VerifyDriverBinary takes the driver file path as a parameter and calls ReadBinary to read it from the disk. Then it calculates the driver’s hash and sends it to the server, the server checks if the hash exists in a db, if it does it replies with “rejected” otherwise it replies with “approved”.
As I lightly touched on earlier this is where we can get creative and optionally add more mechanisms to try and determine whether the driver is vulnerable, whether it would be checking with more existing databases, using more advanced signatures, you could decide to ban the usage of certain functions that are known to be vulnerable (a usermode example for usage of unsafe functions is strcpy) or that are very commonly misused in ways that create write vulnerabilities, the possibilities are endless and are all enabled by this monitoring mechanism.
The CalcMemHash function is used to calculate the djb2 hash of the memory buffer that the driver has been read to by the ReadBinary function.
Making the server
Our hook sends a request to a socket server rather than directly to a database mainly for security and to remove complexity from the hooking logic itself. we also do that because any future analysis really should be handled by a server using the server’s resources rather than on the client side.

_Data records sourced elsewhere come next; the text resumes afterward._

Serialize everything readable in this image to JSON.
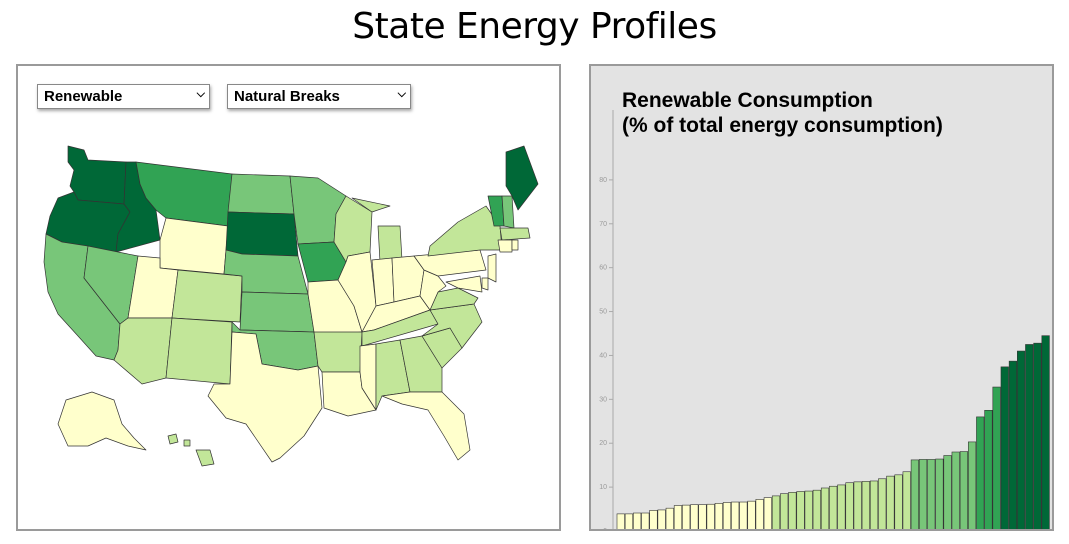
{
  "page": {
    "title": "State Energy Profiles"
  },
  "controls": {
    "attribute_select": {
      "selected": "Renewable"
    },
    "classification_select": {
      "selected": "Natural Breaks"
    }
  },
  "colors": {
    "class_1": "#ffffcc",
    "class_2": "#c2e699",
    "class_3": "#78c679",
    "class_4": "#31a354",
    "class_5": "#006837",
    "chart_background": "#e3e3e3",
    "map_stroke": "#333333"
  },
  "chart_data": {
    "type": "bar",
    "title_line1": "Renewable Consumption",
    "title_line2": "(% of total energy consumption)",
    "ylim": [
      0,
      90
    ],
    "yticks": [
      "0",
      "10",
      "20",
      "30",
      "40",
      "50",
      "60",
      "70",
      "80"
    ],
    "sorted": "ascending",
    "values": [
      3.9,
      3.9,
      4.1,
      4.1,
      4.7,
      4.8,
      5.2,
      5.8,
      5.9,
      6.0,
      6.0,
      6.1,
      6.3,
      6.5,
      6.6,
      6.6,
      6.8,
      7.2,
      7.6,
      8.0,
      8.5,
      8.8,
      9.0,
      9.1,
      9.3,
      9.8,
      10.2,
      10.5,
      11.0,
      11.2,
      11.3,
      11.4,
      11.9,
      12.5,
      12.8,
      13.5,
      16.2,
      16.3,
      16.3,
      16.4,
      17.2,
      18.0,
      18.1,
      20.3,
      26.0,
      27.5,
      32.8,
      37.4,
      38.7,
      41.0,
      42.5,
      42.8,
      44.5
    ],
    "classes": [
      1,
      1,
      1,
      1,
      1,
      1,
      1,
      1,
      1,
      1,
      1,
      1,
      1,
      1,
      1,
      1,
      1,
      1,
      1,
      2,
      2,
      2,
      2,
      2,
      2,
      2,
      2,
      2,
      2,
      2,
      2,
      2,
      2,
      2,
      2,
      2,
      3,
      3,
      3,
      3,
      3,
      3,
      3,
      3,
      4,
      4,
      4,
      5,
      5,
      5,
      5,
      5,
      5
    ]
  },
  "map_data": {
    "regions": [
      {
        "name": "Washington",
        "class": 5
      },
      {
        "name": "Oregon",
        "class": 5
      },
      {
        "name": "Idaho",
        "class": 5
      },
      {
        "name": "Montana",
        "class": 4
      },
      {
        "name": "Wyoming",
        "class": 1
      },
      {
        "name": "California",
        "class": 3
      },
      {
        "name": "Nevada",
        "class": 3
      },
      {
        "name": "Utah",
        "class": 1
      },
      {
        "name": "Arizona",
        "class": 2
      },
      {
        "name": "Colorado",
        "class": 2
      },
      {
        "name": "New Mexico",
        "class": 2
      },
      {
        "name": "North Dakota",
        "class": 3
      },
      {
        "name": "South Dakota",
        "class": 5
      },
      {
        "name": "Nebraska",
        "class": 3
      },
      {
        "name": "Kansas",
        "class": 3
      },
      {
        "name": "Oklahoma",
        "class": 3
      },
      {
        "name": "Texas",
        "class": 1
      },
      {
        "name": "Minnesota",
        "class": 3
      },
      {
        "name": "Iowa",
        "class": 4
      },
      {
        "name": "Missouri",
        "class": 1
      },
      {
        "name": "Arkansas",
        "class": 2
      },
      {
        "name": "Louisiana",
        "class": 1
      },
      {
        "name": "Wisconsin",
        "class": 2
      },
      {
        "name": "Illinois",
        "class": 1
      },
      {
        "name": "Michigan",
        "class": 2
      },
      {
        "name": "Indiana",
        "class": 1
      },
      {
        "name": "Ohio",
        "class": 1
      },
      {
        "name": "Kentucky",
        "class": 1
      },
      {
        "name": "Tennessee",
        "class": 2
      },
      {
        "name": "Mississippi",
        "class": 1
      },
      {
        "name": "Alabama",
        "class": 2
      },
      {
        "name": "Georgia",
        "class": 2
      },
      {
        "name": "Florida",
        "class": 1
      },
      {
        "name": "South Carolina",
        "class": 2
      },
      {
        "name": "North Carolina",
        "class": 2
      },
      {
        "name": "Virginia",
        "class": 2
      },
      {
        "name": "West Virginia",
        "class": 1
      },
      {
        "name": "Pennsylvania",
        "class": 1
      },
      {
        "name": "New York",
        "class": 2
      },
      {
        "name": "Vermont",
        "class": 4
      },
      {
        "name": "New Hampshire",
        "class": 3
      },
      {
        "name": "Maine",
        "class": 5
      },
      {
        "name": "Massachusetts",
        "class": 2
      },
      {
        "name": "Connecticut",
        "class": 1
      },
      {
        "name": "New Jersey",
        "class": 1
      },
      {
        "name": "Delaware",
        "class": 1
      },
      {
        "name": "Maryland",
        "class": 1
      },
      {
        "name": "Rhode Island",
        "class": 1
      },
      {
        "name": "Alaska",
        "class": 1
      },
      {
        "name": "Hawaii",
        "class": 2
      }
    ]
  }
}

I decided to use Go to write the server for its relatively high runtime performance while also being easy and quick to use and mainly for its incredible concurrency model. The server code is pretty short and simple, listening to incoming sockets and handling each connection in a separate goroutine concurrently. The list of vulnerable driver hashes is kept in a text file that represents the database, this would of course be replaced with a proper database if used in a production environment, but for now, this is not necessary for the POC.
Hooking all processes in Windows (improve this section)

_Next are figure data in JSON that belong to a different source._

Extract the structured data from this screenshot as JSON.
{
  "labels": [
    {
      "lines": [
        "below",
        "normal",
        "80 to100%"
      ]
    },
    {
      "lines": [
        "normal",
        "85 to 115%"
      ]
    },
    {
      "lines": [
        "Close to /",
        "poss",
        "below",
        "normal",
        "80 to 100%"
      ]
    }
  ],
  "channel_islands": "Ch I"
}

Now that we have the hook ready to go as a DLL file, we need to figure out how we want to inject it into all the user-mode processes in our target machine. There are not many ways to go about this, but it seems like a pretty straightforward way is to use AppInitDLLs. This registry value exists in the following path: HKEY_LOCAL_MACHINE\Software\Microsoft\Windows NT\CurrentVersion\Windows
This also requires enabling the LoadAppInit_DLLs value that’s in the same path and setting RequireSignedAppInit_DLLs to 0 since our DLL is not signed.
Making the installer
I made a .net installer application with a GUI to automate the process of setting up the system and make it easier to use.
When the installation button is pressed the following function executes. The function copies hook.dll to a new folder called DLM inside the AppData folder, then it adds the path of that copied DLL to AppInitDLLs.

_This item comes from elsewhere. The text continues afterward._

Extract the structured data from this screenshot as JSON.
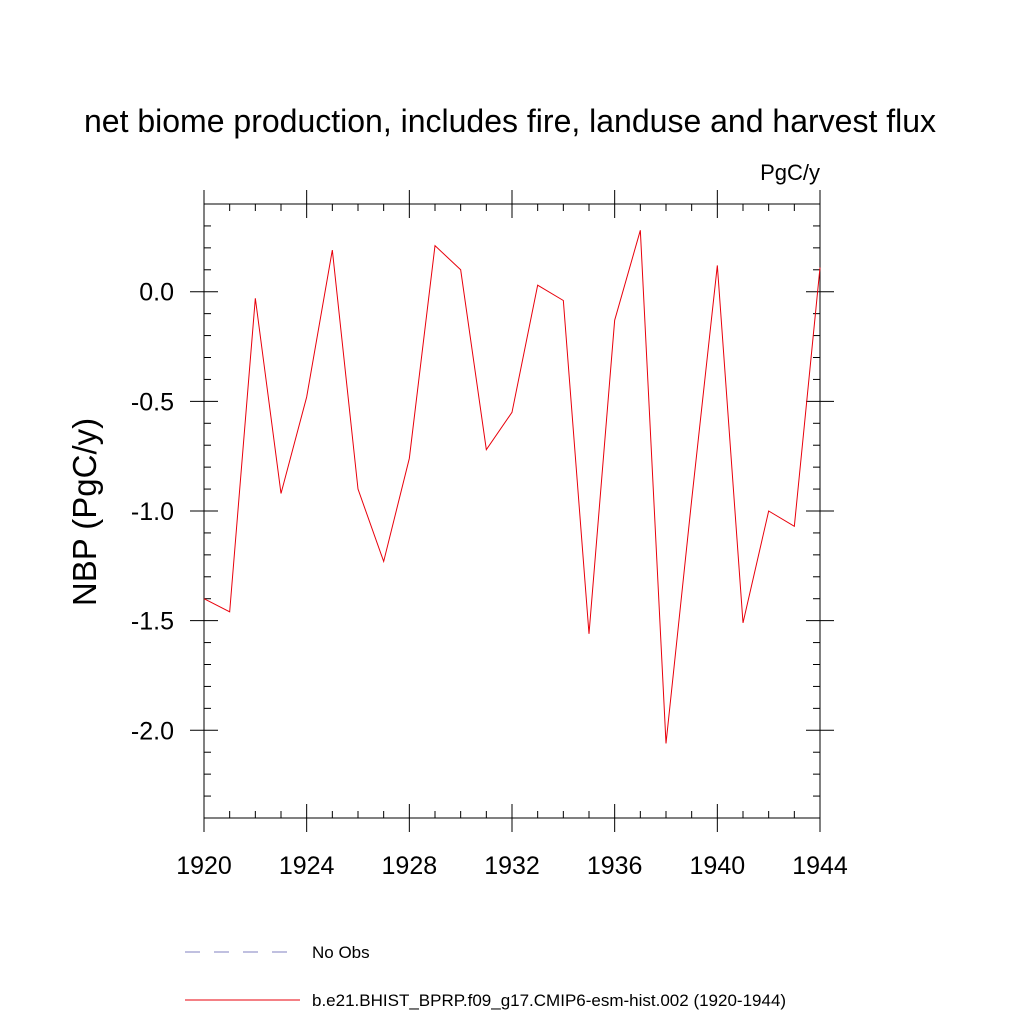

As explained earlier we also need to set the LoadAppInit_DLLs value to 1 to enable AppInitDLL’s functionality and we need to allow unsigned DLLs to be used in AppInitDLLs by setting RequireSignedAppInit_DLLs to 0 since our DLL isn’t signed.
And finally.. Run it!
First testing using an unsigned driver loader that utilizes a driver that has a write primitive vulnerability, this is a test with DLM installed. And as we can see our hook intercepted the call and prevented the loading of the vulnerable driver.
And testing with DLM uninstalled, the vulnerable driver is loaded and is used to load the unsigned driver with no issue.
Conclusion
Additional hardening is desirable, especially in sensitive environments, blocking threats as early as possible is the name of the game and can help prevent the next malware attack.
This POC shows the concept well, however looking forward I found that multiple mechanisms that can be improved by utilizing the kernel’s power ourselves which is what I’ve started working on recently in combination with showcasing more analysis mechanisms to be implemented to the server.
As of now, I’m finalizing and cleaning the source code of this project and it will be posted shortly on my GitHub. Feel free to explore and provide feedback.